Yeah. Death had a way of conforming nonconformists.

And the demon had called her pretty. Christ, was she so hard up for male attention she’d preen over it when it was served up by a demon? “And again, who says you couldn’t have made this all up? I hate to keep bringing up the treacherous deceit your kind are known for, but wellllll, I have to look out for my ass, too. Ya feel me? For all I know, this biz about me and Clyve and Chihuahuas is all just so much crap.” No doubt she wished the bit about little Katie was just that. Crap.

“And again, I’d have to agree. But if that wasn’t enough, there’s more.”

“Wow. How much better does it get than when a demon says he’s here to convince you Hell is the new Paris?”

Clyde snickered a deep chuckle. “You know, sometimes, you’re pretty damned funny.”

Delaney slapped her hands on her thighs and nodded. “Yeaaaah. I’m a fucking riot. All the demons say so. I have to have a sense of humor or I’ll go batshit in my line of work. Now get on with it before I lose my patience again.”

Again, Clyde looked around with caution as if someone might hear what he was going to relay.

Delaney’s reaction was to reassure, stemming from years of guiding spirits, a reaction she couldn’t seem to help. “It’s okay. I can feel an entity for the most part—good or bad. It’s just you and the entity you are, for the moment. No worries we’ll be overheard.”

The intake of breath Clyde sucked in was long-winded, the stiff set of his shoulders relaxing but a hair. “They talk about you in Hell—that’s how I recognized your name on the file, too.
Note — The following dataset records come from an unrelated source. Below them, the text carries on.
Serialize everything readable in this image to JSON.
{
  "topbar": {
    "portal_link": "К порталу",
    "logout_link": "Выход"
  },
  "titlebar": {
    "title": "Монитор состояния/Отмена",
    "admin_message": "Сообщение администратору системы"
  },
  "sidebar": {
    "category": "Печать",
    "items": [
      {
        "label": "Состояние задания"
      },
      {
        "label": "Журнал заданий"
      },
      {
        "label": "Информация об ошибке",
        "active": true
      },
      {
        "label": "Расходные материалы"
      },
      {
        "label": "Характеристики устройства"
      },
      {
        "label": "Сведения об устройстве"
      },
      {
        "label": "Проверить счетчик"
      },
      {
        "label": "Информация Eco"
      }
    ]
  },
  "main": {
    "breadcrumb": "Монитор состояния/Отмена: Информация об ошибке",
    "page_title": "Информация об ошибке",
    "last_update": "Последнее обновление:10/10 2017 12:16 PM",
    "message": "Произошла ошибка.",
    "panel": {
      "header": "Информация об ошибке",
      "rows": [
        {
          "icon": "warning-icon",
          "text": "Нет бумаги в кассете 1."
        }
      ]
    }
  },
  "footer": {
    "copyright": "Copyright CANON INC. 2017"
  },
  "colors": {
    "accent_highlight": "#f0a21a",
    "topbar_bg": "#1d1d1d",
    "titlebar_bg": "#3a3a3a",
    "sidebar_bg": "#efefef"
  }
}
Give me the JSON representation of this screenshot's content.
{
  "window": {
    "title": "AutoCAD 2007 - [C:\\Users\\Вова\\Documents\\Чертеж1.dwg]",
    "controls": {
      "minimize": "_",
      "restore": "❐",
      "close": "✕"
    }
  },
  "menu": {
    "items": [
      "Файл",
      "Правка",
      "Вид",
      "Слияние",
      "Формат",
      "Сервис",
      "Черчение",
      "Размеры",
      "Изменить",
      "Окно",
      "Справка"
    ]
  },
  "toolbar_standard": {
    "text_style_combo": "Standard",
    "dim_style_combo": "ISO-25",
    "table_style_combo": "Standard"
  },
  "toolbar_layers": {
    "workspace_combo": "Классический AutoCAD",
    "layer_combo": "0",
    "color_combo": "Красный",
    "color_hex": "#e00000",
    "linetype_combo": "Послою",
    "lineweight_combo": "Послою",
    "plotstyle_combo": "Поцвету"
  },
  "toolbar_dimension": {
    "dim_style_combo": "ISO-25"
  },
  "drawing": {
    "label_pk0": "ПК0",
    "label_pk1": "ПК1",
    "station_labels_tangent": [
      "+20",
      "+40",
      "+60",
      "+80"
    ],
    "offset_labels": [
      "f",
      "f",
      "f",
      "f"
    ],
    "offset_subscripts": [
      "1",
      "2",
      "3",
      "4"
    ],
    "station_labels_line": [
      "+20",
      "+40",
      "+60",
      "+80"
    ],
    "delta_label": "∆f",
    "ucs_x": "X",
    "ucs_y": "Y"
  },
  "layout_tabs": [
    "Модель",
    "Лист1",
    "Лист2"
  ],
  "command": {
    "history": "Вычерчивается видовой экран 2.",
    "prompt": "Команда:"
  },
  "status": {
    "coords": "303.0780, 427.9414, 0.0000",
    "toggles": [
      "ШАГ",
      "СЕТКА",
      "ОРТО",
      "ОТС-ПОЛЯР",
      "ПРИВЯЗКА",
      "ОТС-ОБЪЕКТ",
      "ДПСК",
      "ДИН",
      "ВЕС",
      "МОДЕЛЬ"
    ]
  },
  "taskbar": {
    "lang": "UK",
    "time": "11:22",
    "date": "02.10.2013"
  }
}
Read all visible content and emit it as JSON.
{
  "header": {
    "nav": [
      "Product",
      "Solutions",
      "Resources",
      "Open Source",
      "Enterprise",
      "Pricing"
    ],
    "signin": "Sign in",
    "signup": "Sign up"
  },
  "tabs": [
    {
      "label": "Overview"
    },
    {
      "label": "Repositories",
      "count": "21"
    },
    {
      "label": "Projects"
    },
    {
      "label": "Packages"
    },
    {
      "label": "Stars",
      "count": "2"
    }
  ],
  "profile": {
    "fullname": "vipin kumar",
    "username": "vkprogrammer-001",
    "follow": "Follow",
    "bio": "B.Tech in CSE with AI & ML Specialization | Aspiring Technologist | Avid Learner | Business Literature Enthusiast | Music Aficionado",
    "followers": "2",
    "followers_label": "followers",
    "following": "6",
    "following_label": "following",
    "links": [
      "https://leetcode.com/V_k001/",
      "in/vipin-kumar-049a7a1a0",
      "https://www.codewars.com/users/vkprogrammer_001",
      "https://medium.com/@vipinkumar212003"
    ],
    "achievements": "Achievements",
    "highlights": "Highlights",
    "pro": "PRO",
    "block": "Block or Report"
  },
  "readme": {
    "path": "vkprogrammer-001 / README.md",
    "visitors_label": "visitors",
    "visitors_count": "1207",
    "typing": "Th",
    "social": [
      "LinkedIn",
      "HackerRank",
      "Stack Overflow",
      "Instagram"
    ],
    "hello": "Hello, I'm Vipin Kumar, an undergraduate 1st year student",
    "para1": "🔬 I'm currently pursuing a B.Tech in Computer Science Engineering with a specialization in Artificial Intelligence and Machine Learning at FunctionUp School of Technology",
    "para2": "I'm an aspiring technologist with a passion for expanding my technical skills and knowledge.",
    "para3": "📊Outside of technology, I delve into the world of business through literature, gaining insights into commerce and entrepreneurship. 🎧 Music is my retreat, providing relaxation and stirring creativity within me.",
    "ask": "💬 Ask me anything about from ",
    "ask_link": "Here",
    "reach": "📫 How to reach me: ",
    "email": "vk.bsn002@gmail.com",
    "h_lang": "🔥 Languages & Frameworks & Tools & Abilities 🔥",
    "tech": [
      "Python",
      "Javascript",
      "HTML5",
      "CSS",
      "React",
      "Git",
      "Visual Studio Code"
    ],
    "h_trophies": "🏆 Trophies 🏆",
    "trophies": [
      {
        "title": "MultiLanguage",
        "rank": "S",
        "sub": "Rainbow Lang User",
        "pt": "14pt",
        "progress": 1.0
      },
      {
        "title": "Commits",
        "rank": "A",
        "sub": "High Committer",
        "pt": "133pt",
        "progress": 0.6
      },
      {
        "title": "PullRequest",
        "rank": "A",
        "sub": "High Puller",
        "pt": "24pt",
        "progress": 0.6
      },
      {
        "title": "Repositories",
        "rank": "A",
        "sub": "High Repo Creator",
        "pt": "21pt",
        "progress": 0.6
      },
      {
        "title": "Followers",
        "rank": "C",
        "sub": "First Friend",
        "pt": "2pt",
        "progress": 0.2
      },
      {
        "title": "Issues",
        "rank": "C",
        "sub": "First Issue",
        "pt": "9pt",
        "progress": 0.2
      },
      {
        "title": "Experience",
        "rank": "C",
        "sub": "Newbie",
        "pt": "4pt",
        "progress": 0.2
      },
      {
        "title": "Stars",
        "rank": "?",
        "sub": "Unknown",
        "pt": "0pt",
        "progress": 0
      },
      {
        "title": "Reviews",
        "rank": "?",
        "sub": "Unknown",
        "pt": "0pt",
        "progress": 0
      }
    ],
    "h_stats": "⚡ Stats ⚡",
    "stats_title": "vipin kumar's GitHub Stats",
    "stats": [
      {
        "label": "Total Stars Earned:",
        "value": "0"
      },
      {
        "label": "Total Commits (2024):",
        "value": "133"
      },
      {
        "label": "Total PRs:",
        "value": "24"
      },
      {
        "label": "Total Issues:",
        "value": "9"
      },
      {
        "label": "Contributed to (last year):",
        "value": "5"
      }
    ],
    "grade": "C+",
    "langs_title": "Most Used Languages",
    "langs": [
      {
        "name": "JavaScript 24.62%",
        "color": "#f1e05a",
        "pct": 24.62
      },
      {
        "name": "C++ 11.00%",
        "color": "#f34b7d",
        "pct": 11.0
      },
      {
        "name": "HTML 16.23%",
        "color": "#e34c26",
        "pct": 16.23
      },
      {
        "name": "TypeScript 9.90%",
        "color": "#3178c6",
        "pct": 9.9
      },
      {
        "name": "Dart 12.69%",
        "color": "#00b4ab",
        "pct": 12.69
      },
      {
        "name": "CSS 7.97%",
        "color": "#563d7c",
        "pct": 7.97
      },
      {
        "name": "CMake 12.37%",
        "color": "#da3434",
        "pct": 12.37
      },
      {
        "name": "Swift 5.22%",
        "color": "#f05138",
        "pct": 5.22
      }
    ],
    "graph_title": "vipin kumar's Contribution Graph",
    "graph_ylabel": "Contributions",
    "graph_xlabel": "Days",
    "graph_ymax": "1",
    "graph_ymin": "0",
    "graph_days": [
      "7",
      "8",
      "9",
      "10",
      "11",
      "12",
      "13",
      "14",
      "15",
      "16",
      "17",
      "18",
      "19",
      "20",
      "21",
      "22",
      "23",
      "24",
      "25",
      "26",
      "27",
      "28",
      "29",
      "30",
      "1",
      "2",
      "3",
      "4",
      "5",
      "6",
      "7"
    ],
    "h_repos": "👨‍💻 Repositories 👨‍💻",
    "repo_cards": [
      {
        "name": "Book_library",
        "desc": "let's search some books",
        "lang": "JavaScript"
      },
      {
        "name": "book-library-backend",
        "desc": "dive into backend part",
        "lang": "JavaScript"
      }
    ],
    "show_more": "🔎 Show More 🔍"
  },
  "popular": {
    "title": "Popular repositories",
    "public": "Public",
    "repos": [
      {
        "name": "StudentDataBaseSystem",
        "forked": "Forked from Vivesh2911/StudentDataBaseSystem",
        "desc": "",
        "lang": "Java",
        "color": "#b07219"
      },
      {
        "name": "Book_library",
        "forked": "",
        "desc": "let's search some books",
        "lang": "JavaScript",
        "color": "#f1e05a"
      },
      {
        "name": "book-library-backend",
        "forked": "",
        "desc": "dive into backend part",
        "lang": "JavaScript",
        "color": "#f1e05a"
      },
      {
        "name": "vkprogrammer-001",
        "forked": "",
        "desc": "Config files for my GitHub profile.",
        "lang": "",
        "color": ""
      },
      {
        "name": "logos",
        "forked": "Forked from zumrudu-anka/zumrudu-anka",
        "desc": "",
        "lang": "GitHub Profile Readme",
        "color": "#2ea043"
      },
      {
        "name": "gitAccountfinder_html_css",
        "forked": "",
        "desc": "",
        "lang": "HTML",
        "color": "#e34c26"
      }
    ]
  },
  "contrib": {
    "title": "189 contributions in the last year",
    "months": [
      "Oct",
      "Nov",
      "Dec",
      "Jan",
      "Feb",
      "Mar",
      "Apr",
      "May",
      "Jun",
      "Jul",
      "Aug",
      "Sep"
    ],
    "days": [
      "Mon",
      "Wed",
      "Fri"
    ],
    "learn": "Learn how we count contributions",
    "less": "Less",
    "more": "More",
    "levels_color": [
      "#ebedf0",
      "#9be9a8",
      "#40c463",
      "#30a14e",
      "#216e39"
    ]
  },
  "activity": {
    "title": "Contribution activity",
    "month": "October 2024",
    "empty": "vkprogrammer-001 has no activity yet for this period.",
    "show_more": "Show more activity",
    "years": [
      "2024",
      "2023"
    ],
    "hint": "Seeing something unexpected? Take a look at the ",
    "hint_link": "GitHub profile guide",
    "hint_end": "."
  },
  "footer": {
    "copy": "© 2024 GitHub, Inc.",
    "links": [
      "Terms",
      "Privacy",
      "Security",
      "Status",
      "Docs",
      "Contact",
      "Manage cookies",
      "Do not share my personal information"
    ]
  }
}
I’ve only heard short snippets of conversations, but what I heard is something you need to know. Something I couldn’t live without telling you, or not live, or whatever it is that I’m doing.”

Delaney rolled a hand in front of her. “So get jiggy wit it. And before you say anything else, I know. Will Smith—”

“Nineteen ninety-eight, from his
Big Willie Style
album. I’m a fan.”

Jesus. He was a veritable font of useless crap. “Fab. Now out with it.”

Clyde’s face said he was uncomfortable, but he never let his eyes stray from hers. “I was at the water cooler one day—”

“Because Hell is Africa hot and naturally they’re obligated to provide refreshment.” She let the sarcasm drip from her words with a snicker.

The joke clearly escaped Clyde. He was all business now that he had free rein. “Right. Whatever. I was at the water cooler and your name came up. The other demons said you were a real ball-buster. That they were glad Satan was finally paying the kind of attention to you that you deserved—sending in the big guns like he was. A couple of them mentioned how they’d tried to interfere in that crossing thing you do and that you’d made one too many pairs of eyes bleed. So it served you right that your head was on the block.”

Amusing shit, indeed. That she’d pissed ole Lucifer off was cause for celebration in her book. It meant breaking out her best party dress and high heels—maybe some confetti. It didn’t upset her even a little that those fuckwads were kvetching over her past expulsions when they’d interfered with a perfectly good crossing. Though she didn’t chase demons purposely. So they didn’t worry her—much.